Дверь снова захлопнулась перед нашими носами. Помедлив, Куртиус слегка постучал по моему плечу.
– Пойдем, – сказал он. – Прошу тебя, пойдем, – и стал спускаться по лестнице. Я положила Марту в карман, где она была в безопасности, поднялась со ступеньки и медленно пошла за ним в мастерскую.
В мастерской Куртиус огляделся вокруг, точно не был уверен, что мне предложить. Потом он вроде нашел ответ. Сняв с полки коробку с костями, он вытащил из нее и передал мне, с величайшей нежностью, насколько я помню, человеческую лопаточную кость, вроде бы правую.
– Это хорошая кость, – шепнул он, – великолепная и очень удобная кость. Это часть плечевого пояса, крупная, плоская, треугольная и чрезвычайно приятная на ощупь. Да, изумительная, умиротворяющая кость.
Вскоре в мастерскую пришел хирург Гофман и застал нас поглощенными беседой. Я восседала на табурете, а Куртиус сидел на полу подле меня и рылся в коробке с костями.
– А вот это, смотри, височная кость… А эта… гм… левая теменная… ну а эта – крестцовая, она чудесна, не правда ли? Они все чудесные, правда? Мои старые друзья!
– Дело сделано, – сообщил хирург.
Я не издала ни звука.
– Теперь, – продолжал хирург, – надо что-то решить с ребенком. Ее нужно где-то пристроить.
– Я могу оставить ее у себя? – поспешно спросил доктор Куртиус. – Малышку. Могу я ее оставить у себя?
– И речи быть не может! – покачал головой хирург.
– Но я бы хотел ее оставить.
– Почему, скажи на милость?
– Она не боится.
– А с чего ей бояться?
– Она трогает кости.
– И что это значит?
– Она спокойная.
– И что с того?
– Возможно, она умненькая, возможно, она глупенькая, не знаю.

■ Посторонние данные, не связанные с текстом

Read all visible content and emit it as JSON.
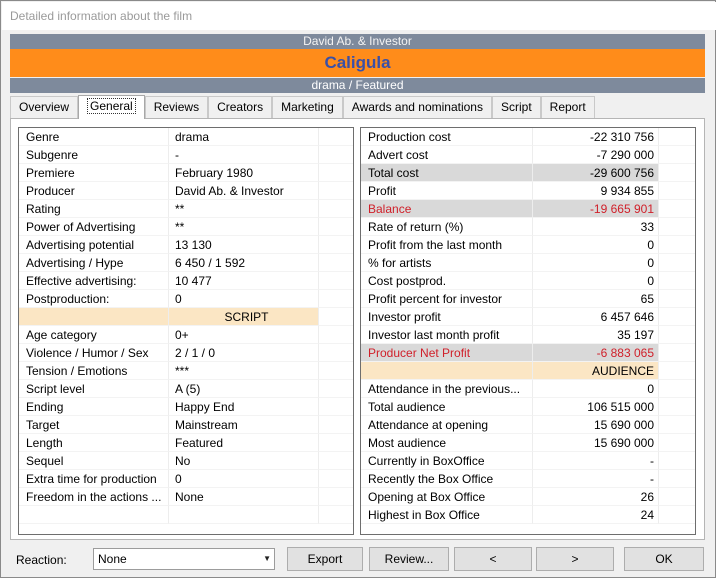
{
  "window": {
    "title": "Detailed information about the film"
  },
  "film": {
    "author": "David Ab. & Investor",
    "title": "Caligula",
    "genre_line": "drama / Featured"
  },
  "tabs": [
    {
      "label": "Overview"
    },
    {
      "label": "General",
      "active": true
    },
    {
      "label": "Reviews"
    },
    {
      "label": "Creators"
    },
    {
      "label": "Marketing"
    },
    {
      "label": "Awards and nominations"
    },
    {
      "label": "Script"
    },
    {
      "label": "Report"
    }
  ],
  "left_rows": [
    {
      "label": "Genre",
      "value": "drama"
    },
    {
      "label": "Subgenre",
      "value": "-"
    },
    {
      "label": "Premiere",
      "value": "February 1980"
    },
    {
      "label": "Producer",
      "value": "David Ab. & Investor"
    },
    {
      "label": "Rating",
      "value": "**"
    },
    {
      "label": "Power of Advertising",
      "value": "**"
    },
    {
      "label": "Advertising potential",
      "value": "13 130"
    },
    {
      "label": "Advertising / Hype",
      "value": "6 450 / 1 592"
    },
    {
      "label": "Effective advertising:",
      "value": "10 477"
    },
    {
      "label": "Postproduction:",
      "value": "0"
    },
    {
      "label": "",
      "value": "SCRIPT",
      "section": true
    },
    {
      "label": "Age category",
      "value": "0+"
    },
    {
      "label": "Violence / Humor / Sex",
      "value": "2 / 1 / 0"
    },
    {
      "label": "Tension / Emotions",
      "value": "***"
    },
    {
      "label": "Script level",
      "value": "A (5)"
    },
    {
      "label": "Ending",
      "value": "Happy End"
    },
    {
      "label": "Target",
      "value": "Mainstream"
    },
    {
      "label": "Length",
      "value": "Featured"
    },
    {
      "label": "Sequel",
      "value": "No"
    },
    {
      "label": "Extra time for production",
      "value": "0"
    },
    {
      "label": "Freedom in the actions ...",
      "value": "None"
    },
    {
      "label": "",
      "value": ""
    }
  ],
  "right_rows": [
    {
      "label": "Production cost",
      "value": "-22 310 756"
    },
    {
      "label": "Advert cost",
      "value": "-7 290 000"
    },
    {
      "label": "Total cost",
      "value": "-29 600 756",
      "highlight": true
    },
    {
      "label": "Profit",
      "value": "9 934 855"
    },
    {
      "label": "Balance",
      "value": "-19 665 901",
      "highlight": true,
      "red": true
    },
    {
      "label": "Rate of return (%)",
      "value": "33"
    },
    {
      "label": "Profit from the last month",
      "value": "0"
    },
    {
      "label": "% for artists",
      "value": "0"
    },
    {
      "label": "Cost postprod.",
      "value": "0"
    },
    {
      "label": "Profit percent for investor",
      "value": "65"
    },
    {
      "label": "Investor profit",
      "value": "6 457 646"
    },
    {
      "label": "Investor last month profit",
      "value": "35 197"
    },
    {
      "label": "Producer Net Profit",
      "value": "-6 883 065",
      "highlight": true,
      "red": true
    },
    {
      "label": "",
      "value": "AUDIENCE",
      "section": true
    },
    {
      "label": "Attendance in the previous...",
      "value": "0"
    },
    {
      "label": "Total audience",
      "value": "106 515 000"
    },
    {
      "label": "Attendance at opening",
      "value": "15 690 000"
    },
    {
      "label": "Most audience",
      "value": "15 690 000"
    },
    {
      "label": "Currently in BoxOffice",
      "value": "-"
    },
    {
      "label": "Recently the Box Office",
      "value": "-"
    },
    {
      "label": "Opening at Box Office",
      "value": "26"
    },
    {
      "label": "Highest in Box Office",
      "value": "24"
    }
  ],
  "footer": {
    "reaction_label": "Reaction:",
    "reaction_value": "None",
    "export_label": "Export",
    "review_label": "Review...",
    "prev_label": "<",
    "next_label": ">",
    "ok_label": "OK"
  },
  "colors": {
    "band": "#7e8a9c",
    "title_band": "#ff8c1a",
    "title_text": "#3a50a8",
    "negative_text": "#d0202a",
    "section_bg": "#fbe6c4",
    "highlight_bg": "#d9d9d9"
  }
}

Но пока что, если не возражаете, я хочу оставить ее при себе.
– Она тебе полезна?
– Возможно, я ее обучу.
– Что ж, – вздохнул хирург. – Тогда оставь ее пока у себя, мне-то какое дело? А там придумаешь для нее что-нибудь получше.
Глава четвертая
в которой я была сначала одна, а потом удвоилась.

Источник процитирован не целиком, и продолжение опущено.